Timothy Murphy

Bass Baritone


Timothy Murphy Bass BaritoneBelfast-born Bass-Baritone, tennis fanatic and technophile, Timothy Murphy started singing on the highest stave but these days is always to be found on the lowest. He first discovered his voice when he was recruited to sing in the choir of St George’s Parish Church.

Wanting to continue the development of his voice, he applied for and was awarded a Choral Scholarship to sing with Wells Cathedral Choir.  After completing a year in Somerset he moved to Bristol where he graduated with Honours reading Music at the University of Bristol.  In 2008 he was offered the position of Bass Lay Clerk at Ripon Cathedral where he stayed for two years before moving to London to pursue new musical adventures.
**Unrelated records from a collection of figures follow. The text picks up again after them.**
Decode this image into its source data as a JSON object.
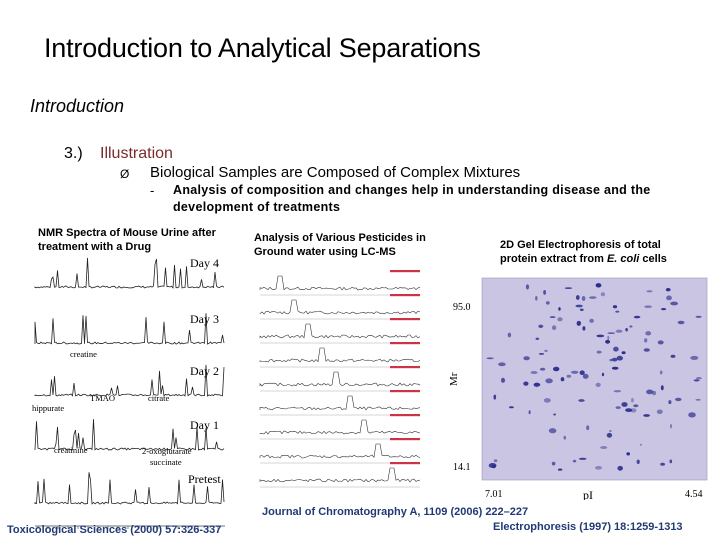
{
  "slide": {
    "title": "Introduction to Analytical Separations",
    "subtitle": "Introduction",
    "item_number": "3.)",
    "item_heading": "Illustration",
    "bullet_symbol": "Ø",
    "bullet_text": "Biological Samples are Composed of Complex Mixtures",
    "sub_dash": "-",
    "sub_bullet_text": "Analysis of composition and changes help in understanding disease and the development of treatments"
  },
  "figures": {
    "nmr": {
      "label": "NMR Spectra of Mouse Urine after treatment with a Drug",
      "traces": [
        "Day 4",
        "Day 3",
        "Day 2",
        "Day 1",
        "Pretest"
      ],
      "annotations": [
        "creatine",
        "TMAO",
        "citrate",
        "hippurate",
        "creatinine",
        "2-oxoglutarate",
        "succinate"
      ],
      "reference": "Toxicological Sciences (2000) 57:326-337"
    },
    "lcms": {
      "label": "Analysis of Various Pesticides in Ground water using LC-MS",
      "reference": "Journal of Chromatography A, 1109 (2006) 222–227"
    },
    "gel": {
      "label_pre": "2D Gel Electrophoresis of total protein extract from ",
      "label_italic": "E. coli",
      "label_post": " cells",
      "y_axis": "Mr",
      "y_top": "95.0",
      "y_bottom": "14.1",
      "x_axis": "pI",
      "x_left": "7.01",
      "x_right": "4.54",
      "reference": "Electrophoresis (1997) 18:1259-1313"
    }
  },
  "colors": {
    "heading": "#7a2a2a",
    "reference": "#1f3a75",
    "gel_background": "#c9c5e3",
    "gel_spot": "#2a2a8a"
  }
}
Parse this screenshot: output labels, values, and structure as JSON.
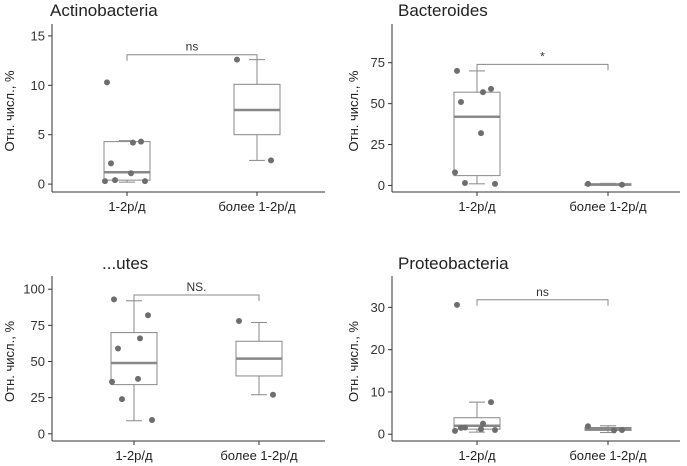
{
  "colors": {
    "box_stroke": "#888888",
    "point": "#6e6e6e",
    "axis": "#333333"
  },
  "chart_data": [
    {
      "type": "box",
      "title": "Actinobacteria",
      "ylabel": "Отн. числ., %",
      "categories": [
        "1-2р/д",
        "более 1-2р/д"
      ],
      "ylim": [
        -0.8,
        15.6
      ],
      "yticks": [
        0,
        5,
        10,
        15
      ],
      "boxes": [
        {
          "q1": 0.4,
          "median": 1.2,
          "q3": 4.3,
          "whisker_low": 0.2,
          "whisker_high": 4.4,
          "points": [
            10.3,
            4.3,
            4.2,
            2.1,
            1.1,
            0.3,
            0.4,
            0.3
          ]
        },
        {
          "q1": 5.0,
          "median": 7.5,
          "q3": 10.1,
          "whisker_low": 2.4,
          "whisker_high": 12.6,
          "points": [
            12.6,
            2.4
          ]
        }
      ],
      "significance": {
        "label": "ns",
        "y": 13.1
      }
    },
    {
      "type": "box",
      "title": "Bacteroides",
      "ylabel": "Отн. числ., %",
      "categories": [
        "1-2р/д",
        "более 1-2р/д"
      ],
      "ylim": [
        -4,
        95
      ],
      "yticks": [
        0,
        25,
        50,
        75
      ],
      "boxes": [
        {
          "q1": 6,
          "median": 42,
          "q3": 57,
          "whisker_low": 1,
          "whisker_high": 70,
          "points": [
            70,
            59,
            57,
            51,
            32,
            8,
            1.5,
            1
          ]
        },
        {
          "q1": 0.3,
          "median": 0.6,
          "q3": 1.0,
          "whisker_low": 0.1,
          "whisker_high": 1.3,
          "points": [
            1.0,
            0.4
          ]
        }
      ],
      "significance": {
        "label": "*",
        "y": 74
      }
    },
    {
      "type": "box",
      "title": "...utes",
      "ylabel": "Отн. числ., %",
      "categories": [
        "1-2р/д",
        "более 1-2р/д"
      ],
      "ylim": [
        -5,
        105
      ],
      "yticks": [
        0,
        25,
        50,
        75,
        100
      ],
      "boxes": [
        {
          "q1": 34,
          "median": 49,
          "q3": 70,
          "whisker_low": 9,
          "whisker_high": 92,
          "points": [
            93,
            82,
            66,
            59,
            38,
            36,
            24,
            9.5
          ]
        },
        {
          "q1": 40,
          "median": 52,
          "q3": 64,
          "whisker_low": 27,
          "whisker_high": 77,
          "points": [
            78,
            27
          ]
        }
      ],
      "significance": {
        "label": "NS.",
        "y": 96
      }
    },
    {
      "type": "box",
      "title": "Proteobacteria",
      "ylabel": "Отн. числ., %",
      "categories": [
        "1-2р/д",
        "более 1-2р/д"
      ],
      "ylim": [
        -1.6,
        36
      ],
      "yticks": [
        0,
        10,
        20,
        30
      ],
      "boxes": [
        {
          "q1": 1.2,
          "median": 2.0,
          "q3": 3.9,
          "whisker_low": 0.5,
          "whisker_high": 7.6,
          "points": [
            30.6,
            7.6,
            2.5,
            1.5,
            1.2,
            0.8,
            1.6,
            1.0
          ]
        },
        {
          "q1": 0.9,
          "median": 1.3,
          "q3": 1.6,
          "whisker_low": 0.4,
          "whisker_high": 2.0,
          "points": [
            1.9,
            1.0,
            0.9
          ]
        }
      ],
      "significance": {
        "label": "ns",
        "y": 31.8
      }
    }
  ]
}
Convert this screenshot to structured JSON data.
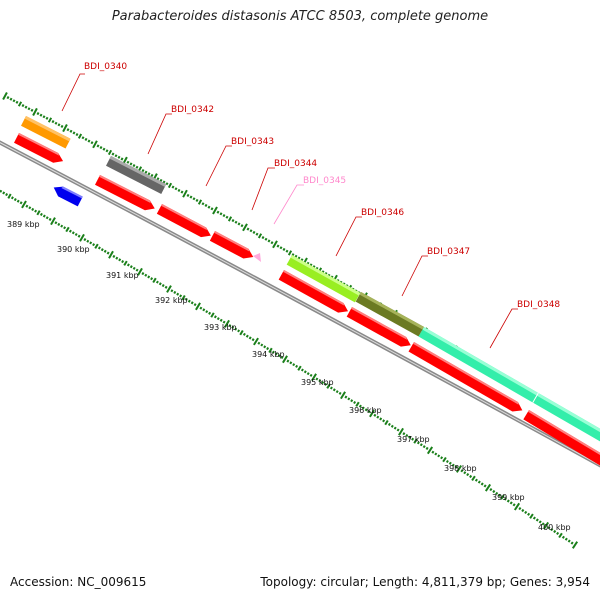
{
  "title": "Parabacteroides distasonis ATCC 8503, complete genome",
  "accession": "Accession: NC_009615",
  "summary": "Topology: circular; Length: 4,811,379 bp; Genes: 3,954",
  "colors": {
    "backbone": "#8a8a8a",
    "tick": "#1a7f1a",
    "label_red": "#cc0000",
    "label_pink": "#ff88cc",
    "cds": "#ff0000",
    "orange": "#ff9900",
    "gray": "#666666",
    "blue": "#0000ee",
    "pink": "#ff99cc",
    "lime": "#99ee22",
    "olive": "#6b7a22",
    "teal": "#33eeaa"
  },
  "gene_labels": [
    {
      "text": "BDI_0340",
      "color": "red"
    },
    {
      "text": "BDI_0342",
      "color": "red"
    },
    {
      "text": "BDI_0343",
      "color": "red"
    },
    {
      "text": "BDI_0344",
      "color": "red"
    },
    {
      "text": "BDI_0345",
      "color": "pink"
    },
    {
      "text": "BDI_0346",
      "color": "red"
    },
    {
      "text": "BDI_0347",
      "color": "red"
    },
    {
      "text": "BDI_0348",
      "color": "red"
    }
  ],
  "tick_labels": [
    "389 kbp",
    "390 kbp",
    "391 kbp",
    "392 kbp",
    "393 kbp",
    "394 kbp",
    "395 kbp",
    "396 kbp",
    "397 kbp",
    "398 kbp",
    "399 kbp",
    "400 kbp"
  ]
}
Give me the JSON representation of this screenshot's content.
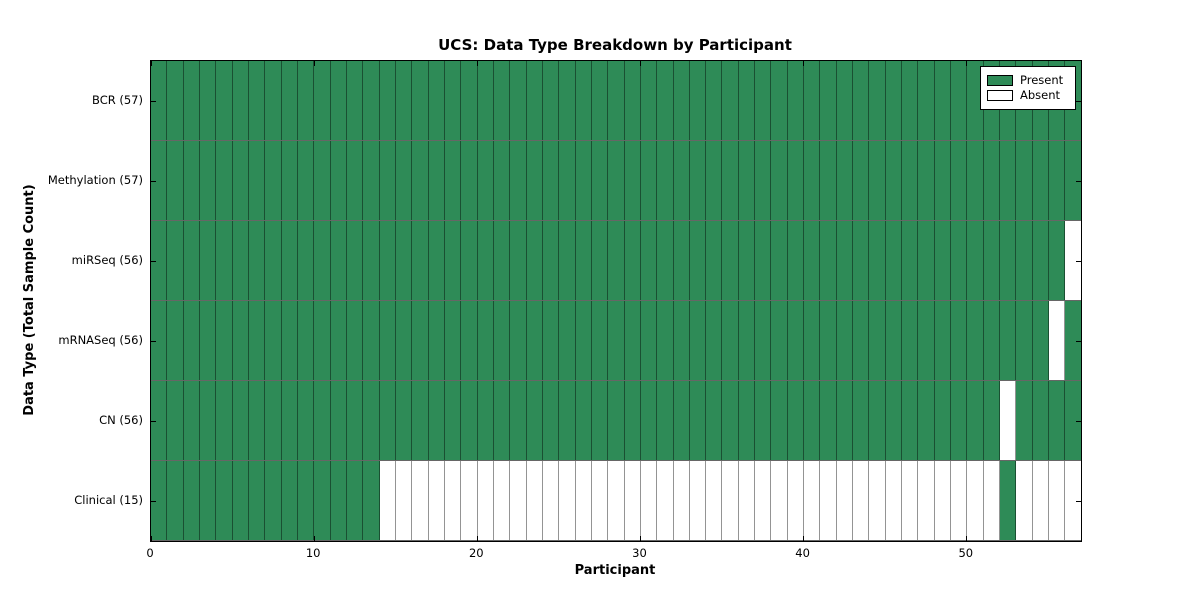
{
  "chart_data": {
    "type": "heatmap",
    "title": "UCS: Data Type Breakdown by Participant",
    "xlabel": "Participant",
    "ylabel": "Data Type (Total Sample Count)",
    "n_participants": 57,
    "xlim": [
      0,
      57
    ],
    "xticks": [
      0,
      10,
      20,
      30,
      40,
      50
    ],
    "grid": "cell-edges",
    "legend_position": "upper right",
    "legend": [
      {
        "label": "Present",
        "color": "#2E8B57"
      },
      {
        "label": "Absent",
        "color": "#FFFFFF"
      }
    ],
    "rows": [
      {
        "label": "BCR (57)",
        "data_type": "BCR",
        "sample_count": 57,
        "absent_participants": []
      },
      {
        "label": "Methylation (57)",
        "data_type": "Methylation",
        "sample_count": 57,
        "absent_participants": []
      },
      {
        "label": "miRSeq (56)",
        "data_type": "miRSeq",
        "sample_count": 56,
        "absent_participants": [
          56
        ]
      },
      {
        "label": "mRNASeq (56)",
        "data_type": "mRNASeq",
        "sample_count": 56,
        "absent_participants": [
          55
        ]
      },
      {
        "label": "CN (56)",
        "data_type": "CN",
        "sample_count": 56,
        "absent_participants": [
          52
        ]
      },
      {
        "label": "Clinical (15)",
        "data_type": "Clinical",
        "sample_count": 15,
        "absent_participants": [
          14,
          15,
          16,
          17,
          18,
          19,
          20,
          21,
          22,
          23,
          24,
          25,
          26,
          27,
          28,
          29,
          30,
          31,
          32,
          33,
          34,
          35,
          36,
          37,
          38,
          39,
          40,
          41,
          42,
          43,
          44,
          45,
          46,
          47,
          48,
          49,
          50,
          51,
          53,
          54,
          55,
          56
        ]
      }
    ],
    "colors": {
      "present": "#2E8B57",
      "absent": "#FFFFFF",
      "cell_edge": "rgba(0,0,0,0.42)",
      "axis": "#000000"
    }
  }
}
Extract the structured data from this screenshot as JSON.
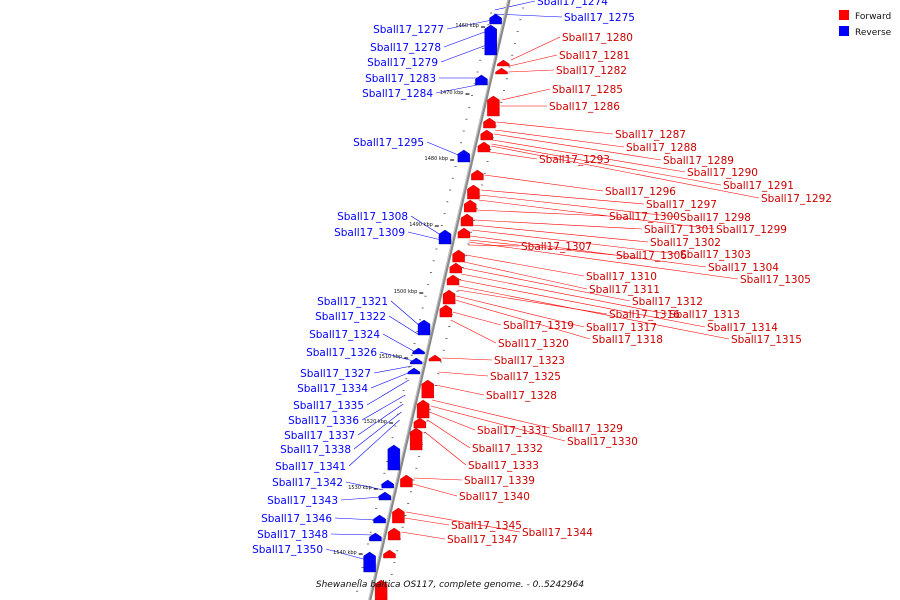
{
  "legend": [
    {
      "label": "Forward",
      "color": "#ff0000"
    },
    {
      "label": "Reverse",
      "color": "#0000ff"
    }
  ],
  "caption": "Shewanella baltica OS117, complete genome. - 0..5242964",
  "ticks": [
    "1460 kbp",
    "1470 kbp",
    "1480 kbp",
    "1490 kbp",
    "1500 kbp",
    "1510 kbp",
    "1520 kbp",
    "1530 kbp",
    "1540 kbp"
  ],
  "reverse_labels": [
    "Sball17_1274",
    "Sball17_1275",
    "Sball17_1277",
    "Sball17_1278",
    "Sball17_1279",
    "Sball17_1283",
    "Sball17_1284",
    "Sball17_1295",
    "Sball17_1308",
    "Sball17_1309",
    "Sball17_1321",
    "Sball17_1322",
    "Sball17_1324",
    "Sball17_1326",
    "Sball17_1327",
    "Sball17_1334",
    "Sball17_1335",
    "Sball17_1336",
    "Sball17_1337",
    "Sball17_1338",
    "Sball17_1341",
    "Sball17_1342",
    "Sball17_1343",
    "Sball17_1346",
    "Sball17_1348",
    "Sball17_1350"
  ],
  "forward_labels": [
    "Sball17_1280",
    "Sball17_1281",
    "Sball17_1282",
    "Sball17_1285",
    "Sball17_1286",
    "Sball17_1287",
    "Sball17_1288",
    "Sball17_1289",
    "Sball17_1290",
    "Sball17_1291",
    "Sball17_1292",
    "Sball17_1293",
    "Sball17_1296",
    "Sball17_1297",
    "Sball17_1298",
    "Sball17_1299",
    "Sball17_1300",
    "Sball17_1301",
    "Sball17_1302",
    "Sball17_1303",
    "Sball17_1304",
    "Sball17_1305",
    "Sball17_1306",
    "Sball17_1307",
    "Sball17_1310",
    "Sball17_1311",
    "Sball17_1312",
    "Sball17_1313",
    "Sball17_1314",
    "Sball17_1315",
    "Sball17_1316",
    "Sball17_1317",
    "Sball17_1318",
    "Sball17_1319",
    "Sball17_1320",
    "Sball17_1323",
    "Sball17_1325",
    "Sball17_1328",
    "Sball17_1329",
    "Sball17_1330",
    "Sball17_1331",
    "Sball17_1332",
    "Sball17_1333",
    "Sball17_1339",
    "Sball17_1340",
    "Sball17_1344",
    "Sball17_1345",
    "Sball17_1347"
  ]
}
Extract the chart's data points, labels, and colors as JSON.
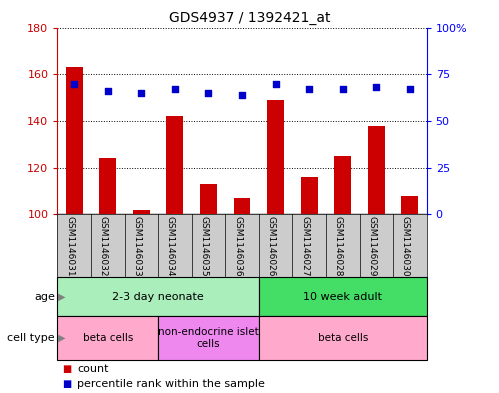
{
  "title": "GDS4937 / 1392421_at",
  "samples": [
    "GSM1146031",
    "GSM1146032",
    "GSM1146033",
    "GSM1146034",
    "GSM1146035",
    "GSM1146036",
    "GSM1146026",
    "GSM1146027",
    "GSM1146028",
    "GSM1146029",
    "GSM1146030"
  ],
  "counts": [
    163,
    124,
    102,
    142,
    113,
    107,
    149,
    116,
    125,
    138,
    108
  ],
  "percentile_ranks": [
    70,
    66,
    65,
    67,
    65,
    64,
    70,
    67,
    67,
    68,
    67
  ],
  "ymin": 100,
  "ymax": 180,
  "y2min": 0,
  "y2max": 100,
  "yticks": [
    100,
    120,
    140,
    160,
    180
  ],
  "y2ticks": [
    0,
    25,
    50,
    75,
    100
  ],
  "y2ticklabels": [
    "0",
    "25",
    "50",
    "75",
    "100%"
  ],
  "bar_color": "#cc0000",
  "dot_color": "#0000cc",
  "plot_bg": "#ffffff",
  "tick_area_bg": "#cccccc",
  "groups": [
    {
      "label": "2-3 day neonate",
      "start": 0,
      "end": 6,
      "color": "#aaeebb"
    },
    {
      "label": "10 week adult",
      "start": 6,
      "end": 11,
      "color": "#44dd66"
    }
  ],
  "cell_types": [
    {
      "label": "beta cells",
      "start": 0,
      "end": 3,
      "color": "#ffaacc"
    },
    {
      "label": "non-endocrine islet\ncells",
      "start": 3,
      "end": 6,
      "color": "#ee88ee"
    },
    {
      "label": "beta cells",
      "start": 6,
      "end": 11,
      "color": "#ffaacc"
    }
  ],
  "legend_items": [
    {
      "color": "#cc0000",
      "label": "count"
    },
    {
      "color": "#0000cc",
      "label": "percentile rank within the sample"
    }
  ],
  "title_fontsize": 10,
  "bar_width": 0.5
}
Since moving to London in the autumn of 2010 he has provided a wide variety of musical services including as Gentleman of the Chapel Royal at Hampton Court Palace and the Tower of London, a member of the choir of St George’s, Hanover Square and the Royal Hospital, Chelsea.  He deputises for other singers around the major churches in London including Westminster Abbey, St. Paul’s Cathedral and the London Oratory.

In more public events Timothy performs solo, ensemble and operatic roles, many recorded, such as Choirs of Angels with the choir of Christ Church Cathedral, Oxford (shortlisted for a 2013 Gramophone Award), a new disc of evening canticles on Hyperion with St. Paul’s Cathedral, Stile Antico’s The Phoenix Rising (winner of the Diapason d’Or’ and CHOC du Classica), Platinum Consort’s debut album In the Dark (Classic FM’s Album of the Weekend), Missa Ad coenam Agni & Eastertide motets with The Brabant Ensemble, and Water Night, the US and UK chart-topping album by the Eric Whitacre Singers.  Timothy has also sung with some of the premier ensembles in the UK including The Sixteen, Tenebrae, London Voices and Britten Sinfonia Voices.

As of September 2013, Timothy studied for his Masters in Vocal Performance at the Royal Academy of Music under Mark Wildman and Audrey Hyland.  He was the winner of the 2014 Michael Head Prize for English Song.  In September 2015 he joined the RAM Opera School on a full scholarship.  He now continues his vocal studies with Richard Berkeley-Steele.

Operatic highlights to date include creating the role of Bass 3 in the world premier of Stockhausen’s Mittwoch aus Licht with Birmingham Opera Company and again later at the BBC Proms; Bartolo in Mozart’s Le nozze di Figaro, the Headman in May Night by Rimsky-Korsakov and Seneca in Monteverdi’s L’incoronazione di Poppea with Royal Academy Opera, making his German operatic debut in Weimar, performing Sarastro in Mozart’s Die Zauberflöte, and covering four roles as Ensemble 3 in Shostakovich’s The Nose at The Royal Opera House, Covent Garden.  He joined the chorus at Glyndebourne in 2015 for their productions of Donizetti’s Poliuto and Bizet’s Carmen and this summer will be joining the chorus of The Grange Festival for Carmen and Verdi’s Requiem as well as covering the role of Escamillo.

In addition to the world of opera, Timothy performs in oratorio around the UK and Europe.  Highlights include ten solo performances of Handel’s Messiah in a production staged by Le Ballet de l’Opéra National de Bordeaux in Bordeaux Opera House, Messiah in Wexford Opera House, Bach’s Weihnachts-Oratorium in Kristiansand, Norway and this Easter he will return to Norway for performances of Bach’s Ascension Oratorio with the Norwegian Wind Ensemble.

Timothy was granted the Marjorie Gould Award by the Academy to study for his Masters. He is also a recipient of a bursary from The Opera Awards Foundation and has received generous support from the Carr-Gregory Scholarship, Karaviotis Scholarship, William Gibbs Trust, Kathleen Trust and the Josephine Baker Trust.

Timothy’s passion for music is accompanied by a great enthusiasm for tennis and bookbinding.